Incident response covers every point in a chain of events that begins with the discovery of an application or infrastructure performance issue and ends with learning as much as possible about how to prevent issues from happening again. A solid strategy for reducing MTTR ensures that teams can continue to improve even as the business and applications scale.
●        Begin by creating a robust incident-management action plan - At the most basic level, teams need a clear escalation policy that explains what to do if something breaks: who to call, how to document what's happening, and how to set things in motion to solve the problem. The fluid approach that many organisations take allows responses to be shaped according to the specific nature of individual incidents, and they involve significant cross-functional collaboration and training to solve problems more efficiently.

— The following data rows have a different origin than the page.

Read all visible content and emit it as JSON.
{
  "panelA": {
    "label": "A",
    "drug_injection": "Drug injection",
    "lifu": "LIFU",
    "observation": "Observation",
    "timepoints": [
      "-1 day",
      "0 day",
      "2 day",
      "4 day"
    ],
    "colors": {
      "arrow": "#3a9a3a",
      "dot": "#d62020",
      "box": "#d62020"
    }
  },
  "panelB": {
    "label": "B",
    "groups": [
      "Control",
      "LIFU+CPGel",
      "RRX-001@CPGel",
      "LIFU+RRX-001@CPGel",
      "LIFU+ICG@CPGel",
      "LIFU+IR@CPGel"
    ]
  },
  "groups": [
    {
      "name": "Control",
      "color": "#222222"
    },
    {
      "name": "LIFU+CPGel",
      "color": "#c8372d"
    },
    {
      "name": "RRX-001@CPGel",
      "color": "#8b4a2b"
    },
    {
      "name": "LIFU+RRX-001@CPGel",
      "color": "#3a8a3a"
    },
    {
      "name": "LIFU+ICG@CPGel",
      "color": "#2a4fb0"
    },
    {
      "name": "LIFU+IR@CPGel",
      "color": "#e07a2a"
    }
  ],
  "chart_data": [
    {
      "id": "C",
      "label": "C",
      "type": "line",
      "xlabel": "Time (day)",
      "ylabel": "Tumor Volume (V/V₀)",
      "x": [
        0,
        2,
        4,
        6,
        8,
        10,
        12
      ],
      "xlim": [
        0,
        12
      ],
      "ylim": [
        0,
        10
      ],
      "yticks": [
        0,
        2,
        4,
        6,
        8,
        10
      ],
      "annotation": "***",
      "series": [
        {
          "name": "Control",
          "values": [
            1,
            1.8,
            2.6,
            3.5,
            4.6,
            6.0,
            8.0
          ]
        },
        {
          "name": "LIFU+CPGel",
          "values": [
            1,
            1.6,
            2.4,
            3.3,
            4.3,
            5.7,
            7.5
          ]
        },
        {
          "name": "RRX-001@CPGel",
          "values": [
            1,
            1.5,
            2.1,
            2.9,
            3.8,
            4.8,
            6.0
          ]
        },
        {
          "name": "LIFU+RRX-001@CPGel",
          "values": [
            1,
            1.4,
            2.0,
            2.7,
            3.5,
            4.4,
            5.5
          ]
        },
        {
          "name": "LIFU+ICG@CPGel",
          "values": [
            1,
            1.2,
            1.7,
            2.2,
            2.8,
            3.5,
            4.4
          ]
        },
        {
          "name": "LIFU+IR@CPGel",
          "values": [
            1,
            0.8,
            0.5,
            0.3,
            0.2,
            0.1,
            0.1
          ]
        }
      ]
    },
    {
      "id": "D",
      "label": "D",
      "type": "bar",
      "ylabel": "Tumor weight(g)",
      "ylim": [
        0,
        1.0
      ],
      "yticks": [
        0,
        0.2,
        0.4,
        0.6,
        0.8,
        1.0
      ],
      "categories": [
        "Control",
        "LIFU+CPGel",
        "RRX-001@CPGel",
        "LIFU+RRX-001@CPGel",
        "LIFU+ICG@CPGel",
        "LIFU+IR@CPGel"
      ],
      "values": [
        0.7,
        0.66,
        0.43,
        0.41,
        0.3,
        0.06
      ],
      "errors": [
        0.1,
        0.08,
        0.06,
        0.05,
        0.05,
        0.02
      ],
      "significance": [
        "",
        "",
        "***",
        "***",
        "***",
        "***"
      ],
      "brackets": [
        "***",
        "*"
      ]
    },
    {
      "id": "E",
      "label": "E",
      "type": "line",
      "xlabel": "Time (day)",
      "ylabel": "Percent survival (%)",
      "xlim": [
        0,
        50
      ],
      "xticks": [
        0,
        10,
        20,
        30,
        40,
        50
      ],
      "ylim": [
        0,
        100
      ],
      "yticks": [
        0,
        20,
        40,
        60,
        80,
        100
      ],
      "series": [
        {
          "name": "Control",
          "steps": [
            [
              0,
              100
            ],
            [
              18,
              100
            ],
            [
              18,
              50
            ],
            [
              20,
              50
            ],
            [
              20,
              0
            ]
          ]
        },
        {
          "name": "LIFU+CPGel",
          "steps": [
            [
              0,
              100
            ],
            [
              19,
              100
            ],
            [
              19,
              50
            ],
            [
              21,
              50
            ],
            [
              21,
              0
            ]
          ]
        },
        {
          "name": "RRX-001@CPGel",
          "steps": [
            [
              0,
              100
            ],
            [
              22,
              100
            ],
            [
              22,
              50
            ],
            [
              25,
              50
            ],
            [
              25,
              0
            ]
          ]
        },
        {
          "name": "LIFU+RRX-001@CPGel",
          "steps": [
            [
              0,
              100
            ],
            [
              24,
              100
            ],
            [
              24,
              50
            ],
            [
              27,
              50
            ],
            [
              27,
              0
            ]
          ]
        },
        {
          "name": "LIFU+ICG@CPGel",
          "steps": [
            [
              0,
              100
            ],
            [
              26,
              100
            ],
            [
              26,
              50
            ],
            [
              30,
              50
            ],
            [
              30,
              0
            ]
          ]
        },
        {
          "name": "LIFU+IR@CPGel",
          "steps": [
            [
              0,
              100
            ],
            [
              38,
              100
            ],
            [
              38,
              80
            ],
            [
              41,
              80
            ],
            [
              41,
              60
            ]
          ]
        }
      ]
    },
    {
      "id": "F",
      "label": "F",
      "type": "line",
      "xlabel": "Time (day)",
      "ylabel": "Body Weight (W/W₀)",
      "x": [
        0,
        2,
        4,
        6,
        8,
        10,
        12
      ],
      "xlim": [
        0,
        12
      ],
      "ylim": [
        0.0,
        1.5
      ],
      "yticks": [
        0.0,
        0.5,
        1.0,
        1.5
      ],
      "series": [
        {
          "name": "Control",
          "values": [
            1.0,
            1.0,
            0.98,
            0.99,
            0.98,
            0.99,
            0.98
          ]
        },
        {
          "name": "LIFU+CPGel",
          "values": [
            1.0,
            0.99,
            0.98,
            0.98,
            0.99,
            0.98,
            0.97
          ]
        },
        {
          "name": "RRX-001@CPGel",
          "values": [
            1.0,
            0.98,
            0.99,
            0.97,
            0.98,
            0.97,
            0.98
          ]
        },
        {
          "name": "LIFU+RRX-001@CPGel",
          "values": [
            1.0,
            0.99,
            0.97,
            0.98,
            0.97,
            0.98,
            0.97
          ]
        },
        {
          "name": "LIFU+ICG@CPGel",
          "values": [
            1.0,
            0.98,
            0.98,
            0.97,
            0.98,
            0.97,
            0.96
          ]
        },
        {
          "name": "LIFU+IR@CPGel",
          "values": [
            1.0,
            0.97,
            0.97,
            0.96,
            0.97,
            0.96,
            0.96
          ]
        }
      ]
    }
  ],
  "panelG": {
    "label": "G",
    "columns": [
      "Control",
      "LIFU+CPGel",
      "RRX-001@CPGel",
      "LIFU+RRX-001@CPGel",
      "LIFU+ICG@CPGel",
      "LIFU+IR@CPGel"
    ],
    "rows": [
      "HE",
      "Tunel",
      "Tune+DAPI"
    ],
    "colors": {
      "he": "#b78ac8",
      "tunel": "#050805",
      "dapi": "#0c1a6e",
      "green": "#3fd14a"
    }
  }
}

●        Define and cross-train roles in the incident-management command structure - While this structure will typically have a centralised point of leadership during incidents and directing the response process, it is important to train the entire team on different roles and functions to maximise the benefits of a fluid model. Cross-training and knowledge transfer enable team members to assume multiple incident-response roles and functions. It avoids situations in which one person is the only source of knowledge for a particular system or technology. If that person goes on vacation or abruptly leaves the organisation, critical systems can turn into black boxes that nobody on the team has the skills or the knowledge to fix.
●        Monitor, monitor, monitor - Getting proper visibility across applications and infrastructure will make or break any incident-response process. New AIOps capabilities enable on-call teams to harness AI and machine learning (ML) capabilities to detect, diagnose, and resolve incidents faster. AIOps uses AI and machine learning to analyse data generated by software systems in order to predict possible problems, determine the root causes, and drive automation to fix them.
●        Document and understand - As organisations develop incident response procedures and establish monitoring and alerting practices, be sure to document everything to create "runbooks" or documentation that tells responders exactly what to do when a specific problem occurs. Part of reducing MTTR involves a strong incident follow-up procedure. This is when the team investigates what happened, figures out how it happened, identifies the triggering event and likely causes, and strategises ways to prevent the problem from cropping up again.

While MTTR is important, it remains one of many metrics for measuring incident response. The key to systematically and efficiently resolving incidents requires putting tools in place that provide a continuous stream of real-time data, coordinating with carefully calibrated alert policies, and then using those tools to support a robust incident-management process. They will also ensure continuous improvement of the organisation's efforts to reduce MTTR and deliver long-term, sustainable gains in application availability.